A l’occasion d’une décision du 19 juillet 2023, le Conseil d’État confirme sa jurisprudence constante sur la nature des opérations pouvant être autorisées sur un emplacement réservé. Il rappelle notamment qu’au sens de l’article L.151-41 du Code de l’urbanisme, seul un projet conforme à la destination de l’emplacement réservé peut faire l’objet d’une autorisation d’urbanisme.
L’affaire soumise aux juges est la suivante. En juillet 2021, une société se voit délivrer un permis de construire portant autorisation d’exploitation commerciale, après avis favorables de la Commission départementale d’aménagement commercial du Var et de la Commission nationale saisie suite au recours d’une association. A la date du permis de construire, lequel consiste en la construction d’un ensemble commercial d’une surface de vente totale de 2 196 m², l’assiette du projet est un terrain grevé d’une servitude d’emplacement réservé par le plan local d’urbanisme (PLU) de la commune de Vidauban pour la réalisation d’une voie de circulation. Une association attaque le permis au motif qu’il méconnait l’objet de l’emplacement réservé.
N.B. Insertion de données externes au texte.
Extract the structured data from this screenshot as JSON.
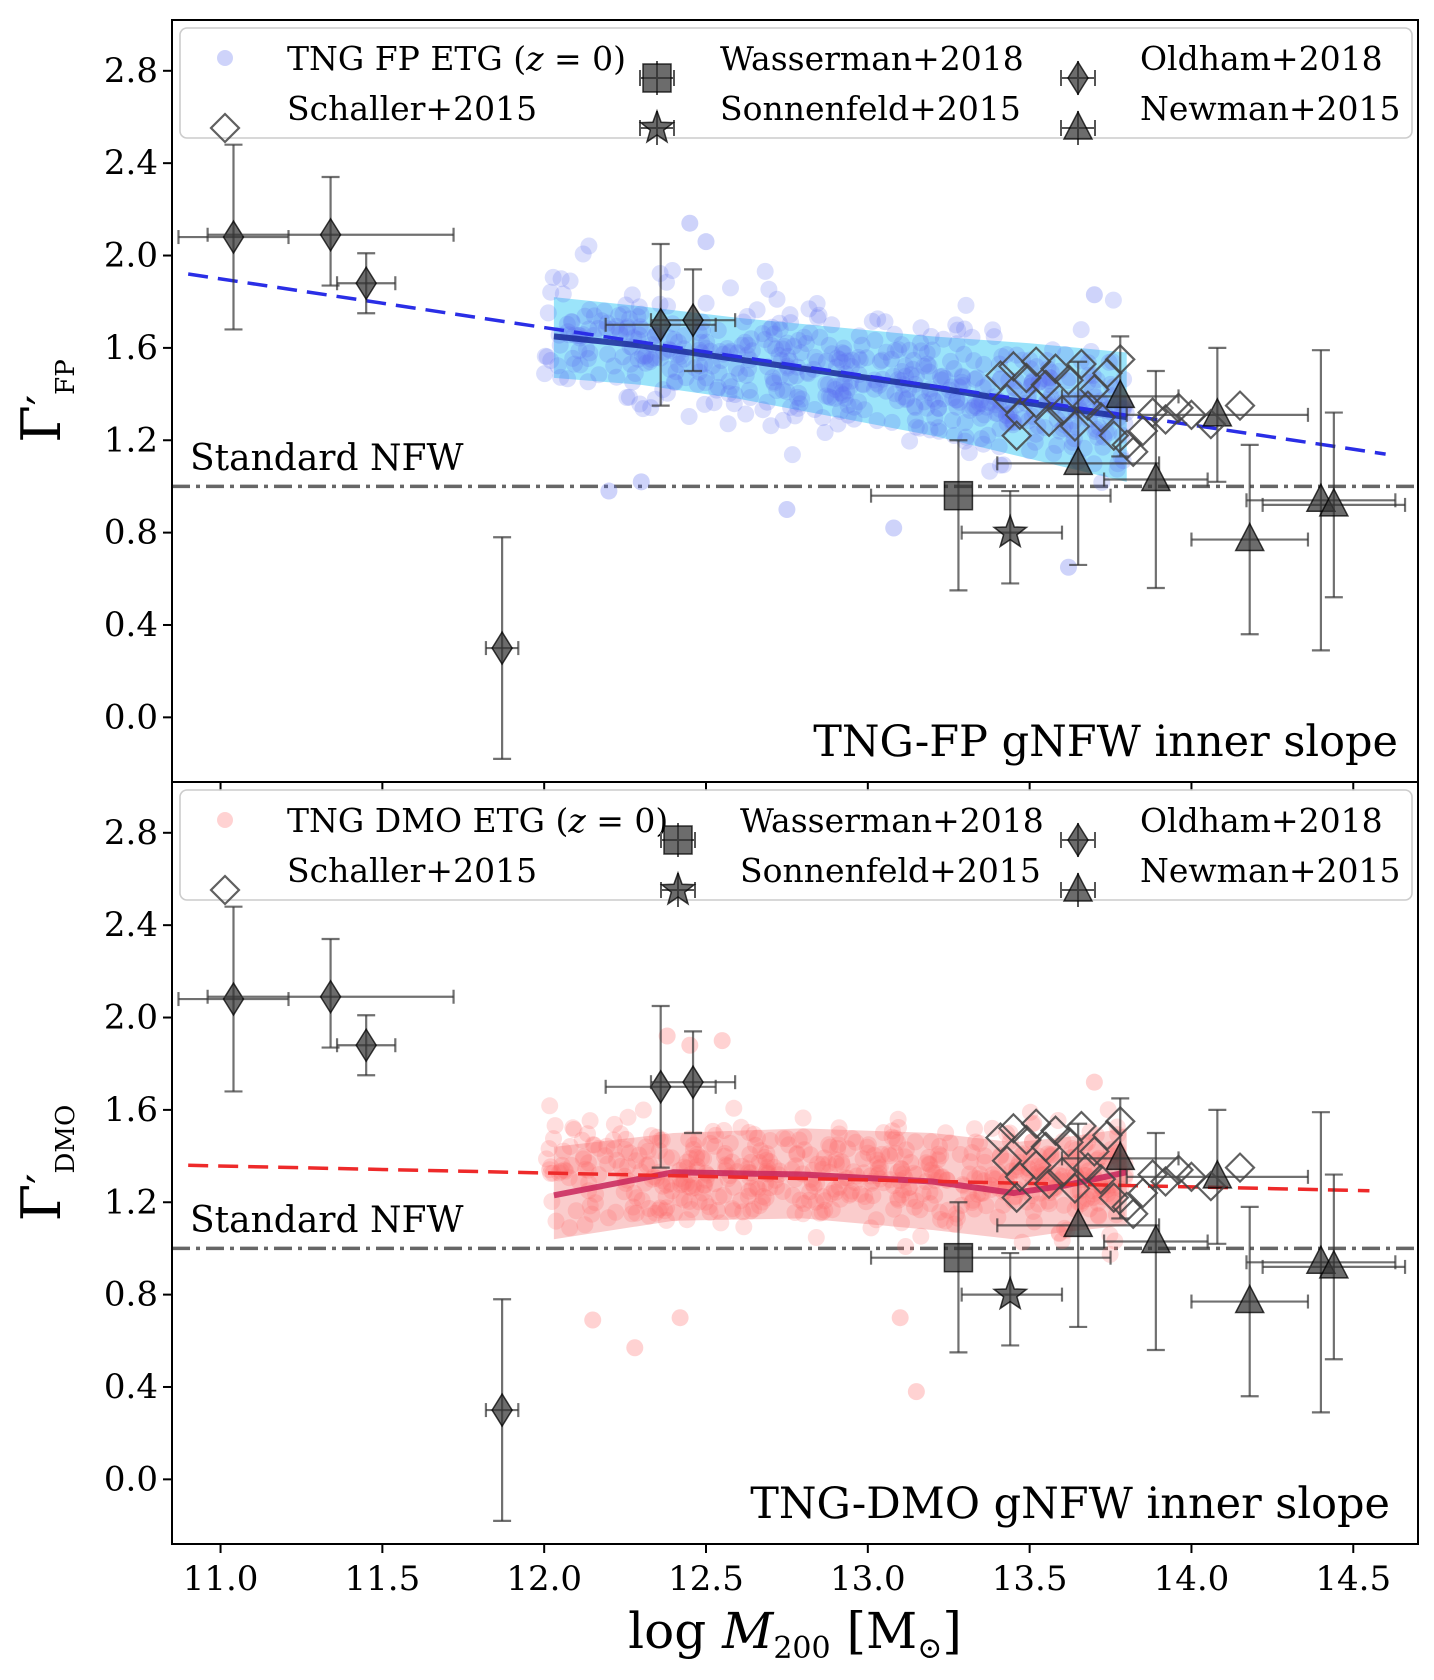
{
  "figure": {
    "shared_xlabel": "log M200 [M⊙]",
    "x_ticks": [
      "11.0",
      "11.5",
      "12.0",
      "12.5",
      "13.0",
      "13.5",
      "14.0",
      "14.5"
    ],
    "y_ticks": [
      "2.8",
      "2.4",
      "2.0",
      "1.6",
      "1.2",
      "0.8",
      "0.4",
      "0.0"
    ],
    "ref_label": "Standard NFW"
  },
  "chart_data": [
    {
      "type": "scatter",
      "id": "fp",
      "title": "TNG-FP gNFW inner slope",
      "ylabel": "Γ'FP",
      "ylabel_sub": "FP",
      "xlim": [
        10.85,
        14.7
      ],
      "ylim": [
        -0.28,
        3.02
      ],
      "colors": {
        "points": "#5c6cf0",
        "band": "#49cdf6",
        "median": "#1a2a9a",
        "fit": "#2a2ee6"
      },
      "legend": {
        "sim_label": "TNG FP ETG (z=0)",
        "sim_prefix": "TNG FP ETG (",
        "sim_z": "z",
        "sim_suffix": " = 0)",
        "items": [
          "Wasserman+2018",
          "Oldham+2018",
          "Schaller+2015",
          "Sonnenfeld+2015",
          "Newman+2015"
        ]
      },
      "reference_line": {
        "y": 1.0,
        "label": "Standard NFW"
      },
      "fit_line": {
        "x": [
          10.9,
          14.6
        ],
        "y": [
          1.92,
          1.14
        ]
      },
      "median_line": {
        "x": [
          12.03,
          12.3,
          12.6,
          12.9,
          13.2,
          13.5,
          13.8
        ],
        "y": [
          1.65,
          1.61,
          1.55,
          1.49,
          1.43,
          1.36,
          1.3
        ]
      },
      "band": {
        "x": [
          12.03,
          12.3,
          12.6,
          12.9,
          13.2,
          13.5,
          13.8
        ],
        "upper": [
          1.82,
          1.78,
          1.73,
          1.69,
          1.65,
          1.62,
          1.58
        ],
        "lower": [
          1.47,
          1.44,
          1.38,
          1.3,
          1.22,
          1.12,
          1.02
        ]
      },
      "sim_points": {
        "count": 560,
        "x_range": [
          12.0,
          13.8
        ],
        "y_trend": [
          1.67,
          1.32
        ],
        "y_scatter": 0.17,
        "outliers": [
          [
            12.45,
            2.14
          ],
          [
            12.5,
            2.06
          ],
          [
            13.7,
            1.83
          ],
          [
            13.08,
            0.82
          ],
          [
            13.62,
            0.65
          ],
          [
            12.2,
            0.98
          ],
          [
            12.3,
            1.02
          ],
          [
            12.75,
            0.9
          ]
        ]
      }
    },
    {
      "type": "scatter",
      "id": "dmo",
      "title": "TNG-DMO gNFW inner slope",
      "ylabel": "Γ'DMO",
      "ylabel_sub": "DMO",
      "xlim": [
        10.85,
        14.7
      ],
      "ylim": [
        -0.28,
        3.02
      ],
      "colors": {
        "points": "#ff6a6a",
        "band": "#f6a3a3",
        "median": "#c8245a",
        "fit": "#ee2a2a"
      },
      "legend": {
        "sim_label": "TNG DMO ETG (z=0)",
        "sim_prefix": "TNG DMO ETG (",
        "sim_z": "z",
        "sim_suffix": " = 0)",
        "items": [
          "Wasserman+2018",
          "Oldham+2018",
          "Schaller+2015",
          "Sonnenfeld+2015",
          "Newman+2015"
        ]
      },
      "reference_line": {
        "y": 1.0,
        "label": "Standard NFW"
      },
      "fit_line": {
        "x": [
          10.9,
          14.55
        ],
        "y": [
          1.36,
          1.25
        ]
      },
      "median_line": {
        "x": [
          12.03,
          12.4,
          12.8,
          13.2,
          13.45,
          13.6,
          13.8
        ],
        "y": [
          1.23,
          1.33,
          1.32,
          1.29,
          1.24,
          1.27,
          1.33
        ]
      },
      "band": {
        "x": [
          12.03,
          12.4,
          12.8,
          13.2,
          13.45,
          13.6,
          13.8
        ],
        "upper": [
          1.44,
          1.5,
          1.52,
          1.5,
          1.46,
          1.48,
          1.52
        ],
        "lower": [
          1.04,
          1.12,
          1.13,
          1.08,
          1.04,
          1.07,
          1.1
        ]
      },
      "sim_points": {
        "count": 560,
        "x_range": [
          12.0,
          13.8
        ],
        "y_trend": [
          1.33,
          1.3
        ],
        "y_scatter": 0.15,
        "outliers": [
          [
            12.38,
            1.92
          ],
          [
            12.45,
            1.88
          ],
          [
            12.55,
            1.9
          ],
          [
            13.7,
            1.72
          ],
          [
            12.28,
            0.57
          ],
          [
            12.42,
            0.7
          ],
          [
            12.15,
            0.69
          ],
          [
            13.15,
            0.38
          ],
          [
            13.1,
            0.7
          ]
        ]
      }
    }
  ],
  "observations": {
    "oldham": [
      {
        "x": 11.04,
        "y": 2.08,
        "xerr": [
          0.17,
          0.17
        ],
        "yerr": [
          0.4,
          0.4
        ]
      },
      {
        "x": 11.34,
        "y": 2.09,
        "xerr": [
          0.38,
          0.38
        ],
        "yerr": [
          0.22,
          0.25
        ]
      },
      {
        "x": 11.45,
        "y": 1.88,
        "xerr": [
          0.09,
          0.09
        ],
        "yerr": [
          0.13,
          0.13
        ]
      },
      {
        "x": 11.87,
        "y": 0.3,
        "xerr": [
          0.05,
          0.05
        ],
        "yerr": [
          0.48,
          0.48
        ]
      },
      {
        "x": 12.36,
        "y": 1.7,
        "xerr": [
          0.17,
          0.17
        ],
        "yerr": [
          0.35,
          0.35
        ]
      },
      {
        "x": 12.46,
        "y": 1.72,
        "xerr": [
          0.13,
          0.13
        ],
        "yerr": [
          0.22,
          0.22
        ]
      }
    ],
    "wasserman": [
      {
        "x": 13.28,
        "y": 0.96,
        "xerr": [
          0.27,
          0.47
        ],
        "yerr": [
          0.41,
          0.24
        ]
      }
    ],
    "sonnenfeld": [
      {
        "x": 13.44,
        "y": 0.8,
        "xerr": [
          0.15,
          0.16
        ],
        "yerr": [
          0.22,
          0.18
        ]
      }
    ],
    "newman": [
      {
        "x": 13.65,
        "y": 1.1,
        "xerr": [
          0.25,
          0.25
        ],
        "yerr": [
          0.44,
          0.44
        ]
      },
      {
        "x": 13.78,
        "y": 1.39,
        "xerr": [
          0.18,
          0.18
        ],
        "yerr": [
          0.26,
          0.26
        ]
      },
      {
        "x": 13.89,
        "y": 1.03,
        "xerr": [
          0.16,
          0.16
        ],
        "yerr": [
          0.47,
          0.47
        ]
      },
      {
        "x": 14.08,
        "y": 1.31,
        "xerr": [
          0.28,
          0.28
        ],
        "yerr": [
          0.29,
          0.29
        ]
      },
      {
        "x": 14.18,
        "y": 0.77,
        "xerr": [
          0.18,
          0.18
        ],
        "yerr": [
          0.41,
          0.41
        ]
      },
      {
        "x": 14.4,
        "y": 0.94,
        "xerr": [
          0.23,
          0.23
        ],
        "yerr": [
          0.65,
          0.65
        ]
      },
      {
        "x": 14.44,
        "y": 0.92,
        "xerr": [
          0.22,
          0.22
        ],
        "yerr": [
          0.4,
          0.4
        ]
      }
    ],
    "schaller": [
      {
        "x": 13.41,
        "y": 1.48
      },
      {
        "x": 13.45,
        "y": 1.52
      },
      {
        "x": 13.49,
        "y": 1.47
      },
      {
        "x": 13.52,
        "y": 1.54
      },
      {
        "x": 13.55,
        "y": 1.44
      },
      {
        "x": 13.58,
        "y": 1.51
      },
      {
        "x": 13.62,
        "y": 1.46
      },
      {
        "x": 13.66,
        "y": 1.53
      },
      {
        "x": 13.7,
        "y": 1.42
      },
      {
        "x": 13.74,
        "y": 1.49
      },
      {
        "x": 13.78,
        "y": 1.55
      },
      {
        "x": 13.43,
        "y": 1.38
      },
      {
        "x": 13.47,
        "y": 1.31
      },
      {
        "x": 13.52,
        "y": 1.36
      },
      {
        "x": 13.56,
        "y": 1.28
      },
      {
        "x": 13.6,
        "y": 1.33
      },
      {
        "x": 13.64,
        "y": 1.26
      },
      {
        "x": 13.68,
        "y": 1.35
      },
      {
        "x": 13.72,
        "y": 1.3
      },
      {
        "x": 13.76,
        "y": 1.22
      },
      {
        "x": 13.8,
        "y": 1.18
      },
      {
        "x": 13.88,
        "y": 1.32
      },
      {
        "x": 13.92,
        "y": 1.29
      },
      {
        "x": 13.96,
        "y": 1.34
      },
      {
        "x": 14.0,
        "y": 1.31
      },
      {
        "x": 14.06,
        "y": 1.27
      },
      {
        "x": 14.15,
        "y": 1.35
      },
      {
        "x": 13.46,
        "y": 1.22
      },
      {
        "x": 13.85,
        "y": 1.24
      },
      {
        "x": 13.82,
        "y": 1.15
      }
    ]
  }
}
Pour mémoire, l’emplacement réservé est une servitude d’urbanisme qui grève le terrain et contraint son usage. Par principe, le terrain devient donc inconstructible – par exception des constructions à caractère précaire peuvent toutefois être autorisées. L’inconstructibilité sur l’emprise de l’emplacement réservé n’est levée que pour la réalisation de l’opération pour laquelle l’emplacement réservé a été institué et dans les conditions prévues par la réserve.
Abandonnant sa jurisprudence antérieure plus rigoureuse, en 2016, le Conseil d’État introduit un tempérament à ce principe d’inconstructibilité et considère que peut être délivrée une autorisation portant à la fois sur l’opération seule susceptible d’être autorisée compte tenu de la réserve et sur un autre projet, pourvu que celui-ci soit compatible avec la destination assignée à l’emplacement réservé. Il faut néanmoins qu’il s’agisse d’un projet unique (CE 20 juin 2016, n° 386978).
En l’espèce, la Cour administrative de Marseille déboute l’association de sa demande d’annulation du permis de construire portant autorisation d’exploitation commerciale au motif que l’équipement prévu pouvait être réalisé à un autre endroit. Ce raisonnement est condamné par le Conseil d’État qui confirme sa solution de 2016 et limite étroitement le tempérament au principe d’inconstructibilité à l’hypothèse de mixité d’un projet unique global avec réalisation de l’objet de la réserve. Autrement dit, les conseillers d’État rappellent qu’hormis dans le cas d’un projet mixte, l’autorité compétente pour délivrer les autorisations d’urbanisme est tenue de refuser d’autoriser tout projet qui ne serait pas conforme à la destination de l’emplacement réservé, et ce tant qu’aucune modification du PLU emportant changement de la destination n’est intervenue. Partant, il importe peu que l’opération projetée ne fasse pas obstacle à l’exécution ultérieure de la réserve sur un autre terrain.
A titre complémentaire, précisons que lorsque la localisation exacte de l’équipement n’est pas arrêtée, l’article L. 151-41 du Code de l’urbanisme offre la possibilité à l’autorité compétente en quête de souplesse d’instaurer des servitudes de pré-emplacement des voies dans le règlement des zones urbaines et à urbaniser. Auquel cas, l’administration instruit les demandes de permis de construire dans un rapport de compatibilité avec l’équipement projeté.